As is shown in Fig. 1 a Raspberry Pi 3 model B development board with 40 GPIO pins 
and four USB2.0 ports is used as the main processing unit in the proposed system. The 
power of board is supplied by a 5 V/2 A mobile DC power bank to make the whole 
system fully portable. The Raspberry Pi contains a 1.2 GHz 64-bit quad-core ARM 
Cortex-A53 CPU with 1 GB of RAM, running standard RASPBIAN Jessie desktop OS 
that supports required Python programming environment for the Intel NCS SDK to run 
in API mode. A Logitech C270 HD (720p) webcam is used via one USB2.0 port to 
provide desired video input. A 3.5” TFT touchscreen is set to satisfy general user 
interaction and visualising the online-processing results. The Intel NCS is used 
exclusively for the neural network model, with the information being transferred over 
the USB interface. 


3.1 The CNN for Emotes 


The architecture of the network had to be a reduced and cut down version of the state of 
the art architectures, as the inference models that are runnable on the NCS cannot 
resolve the unknown placeholders/variables. Very often these placeholders are 
employed for training specific parameters but are not necessary for NCS inferencing. 
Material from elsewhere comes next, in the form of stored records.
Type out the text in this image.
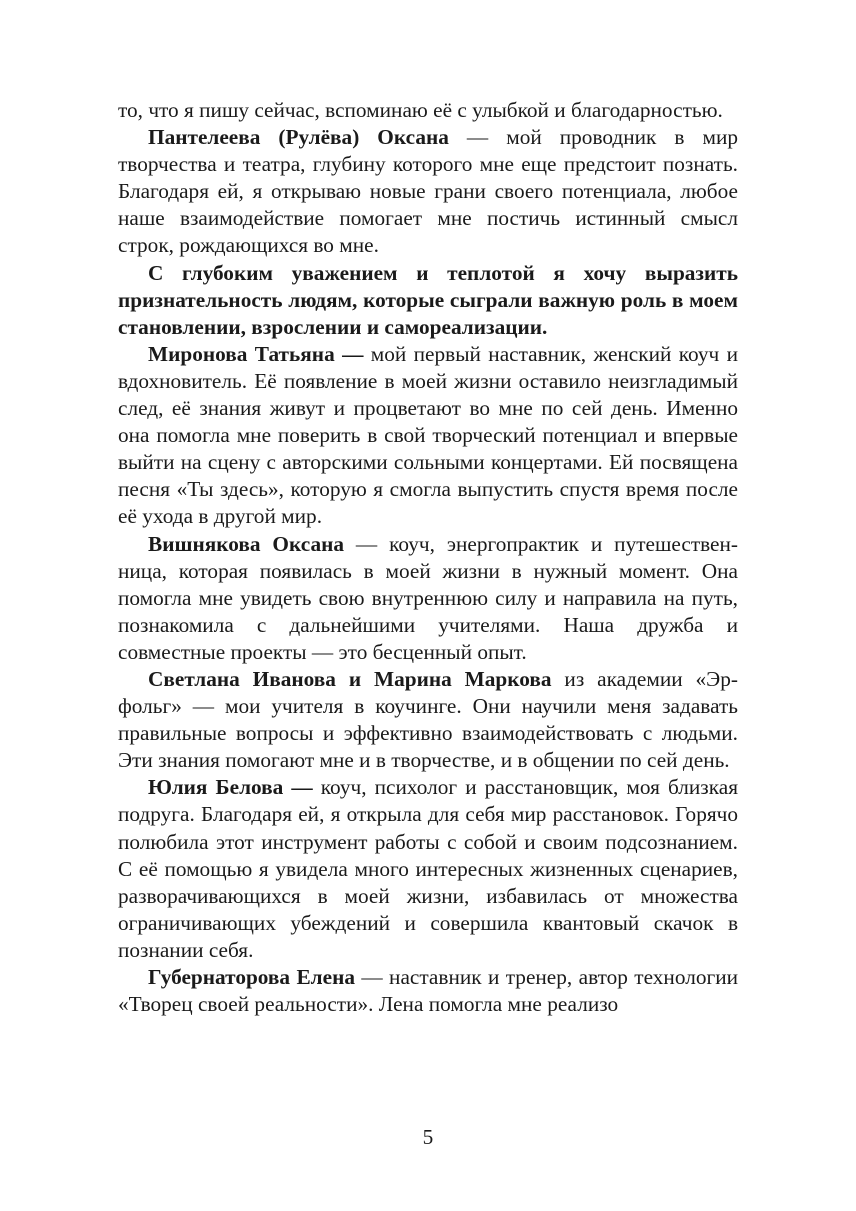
то, что я пишу сейчас, вспоминаю её с улыбкой и благодарностью.

Пантелеева (Рулёва) Оксана — мой проводник в мир творчества и театра, глубину которого мне еще предстоит познать. Благодаря ей, я открываю новые грани своего потенциала, любое наше взаимодействие помогает мне постичь истинный смысл строк, рождающихся во мне.

С глубоким уважением и теплотой я хочу выразить признательность людям, которые сыграли важную роль в моем становлении, взрослении и самореализации.

Миронова Татьяна — мой первый наставник, женский коуч и вдохновитель. Её появление в моей жизни оставило неизгладимый след, её знания живут и процветают во мне по сей день. Именно она помогла мне поверить в свой творческий потенциал и впервые выйти на сцену с авторскими сольными концертами. Ей посвящена песня «Ты здесь», которую я смогла выпустить спустя время после её ухода в другой мир.

Вишнякова Оксана — коуч, энергопрактик и путешественница, которая появилась в моей жизни в нужный момент. Она помогла мне увидеть свою внутреннюю силу и направила на путь, познакомила с дальнейшими учителями. Наша дружба и совместные проекты — это бесценный опыт.

Светлана Иванова и Марина Маркова из академии «Эрфольг» — мои учителя в коучинге. Они научили меня задавать правильные вопросы и эффективно взаимодействовать с людьми. Эти знания помогают мне и в творчестве, и в общении по сей день.

Юлия Белова — коуч, психолог и расстановщик, моя близкая подруга. Благодаря ей, я открыла для себя мир расстановок. Горячо полюбила этот инструмент работы с собой и своим подсознанием. С её помощью я увидела много интересных жизненных сценариев, разворачивающихся в моей жизни, избавилась от множества ограничивающих убеждений и совершила квантовый скачок в познании себя.

Губернаторова Елена — наставник и тренер, автор технологии «Творец своей реальности». Лена помогла мне реализо

5
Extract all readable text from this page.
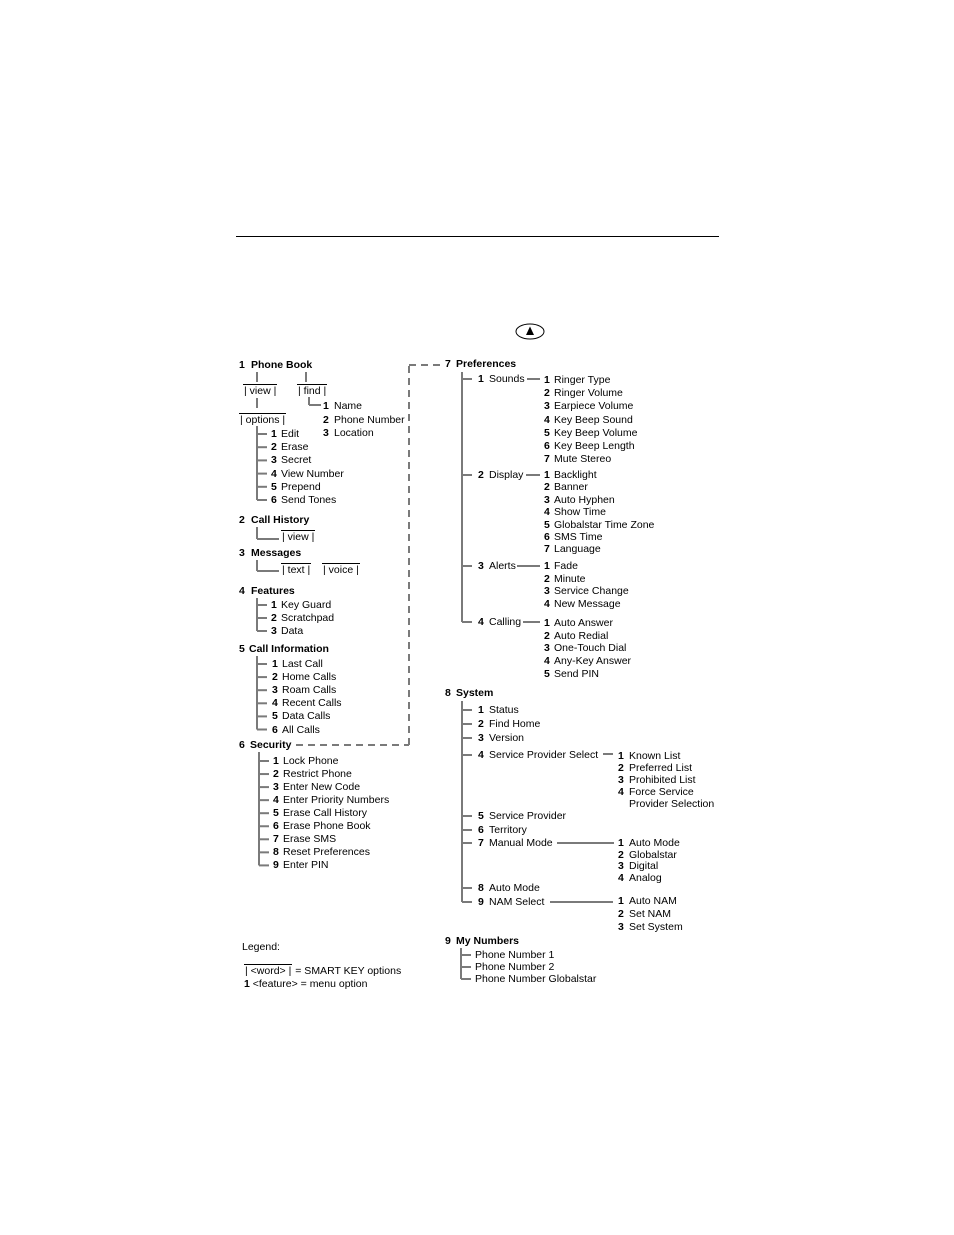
1 Phone Book
| view | | find |
| options |
1 Name
2 Phone Number
3 Location
1 Edit
2 Erase
3 Secret
4 View Number
5 Prepend
6 Send Tones
2 Call History
| view |
3 Messages
| text | | voice |
4 Features
1 Key Guard
2 Scratchpad
3 Data
5 Call Information
1 Last Call
2 Home Calls
3 Roam Calls
4 Recent Calls
5 Data Calls
6 All Calls
6 Security
1 Lock Phone
2 Restrict Phone
3 Enter New Code
4 Enter Priority Numbers
5 Erase Call History
6 Erase Phone Book
7 Erase SMS
8 Reset Preferences
9 Enter PIN
7 Preferences
1 Sounds 1 Ringer Type
2 Ringer Volume
3 Earpiece Volume
4 Key Beep Sound
5 Key Beep Volume
6 Key Beep Length
7 Mute Stereo
2 Display 1 Backlight
2 Banner
3 Auto Hyphen
4 Show Time
5 Globalstar Time Zone
6 SMS Time
7 Language
3 Alerts	1 Fade
2 Minute
3 Service Change
4 New Message
4 Calling 1 Auto Answer
2 Auto Redial
3 One-Touch Dial
4 Any-Key Answer
5 Send PIN
8 System
1 Status
2 Find Home
3 Version
4 Service Provider Select
5 Service Provider
6 Territory
7 Manual Mode
8 Auto Mode
9 NAM Select
1 Known List
2 Preferred List
3 Prohibited List
4 Force Service
Provider Selection
1 Auto Mode
2 Globalstar
3 Digital
4 Analog
1 Auto NAM
2 Set NAM
3 Set System
9 My Numbers
Phone Number 1
Phone Number 2
Phone Number Globalstar
Legend:
| <word> | = SMART KEY options
1 <feature> = menu option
Before trying to compile the NCS model, the Tensorflow model can be trained to 
generate three saved model files: index file as model indexing, data file as the network 
parameters and meta file which contains the network structure. These files will be 
further used in the shrunken version of the network to generate another set of inference- 
only network models. The original network is reduced with dropout layers and training 
specific code removed which usually contains: reading/importing data, loss function 
and accuracy computation definition, placeholders except for the input tensor of the 
network etc. The name for the input and output layer always requires to be set to make 
sure the compiler is easier to determine and recognise from the structure of the network.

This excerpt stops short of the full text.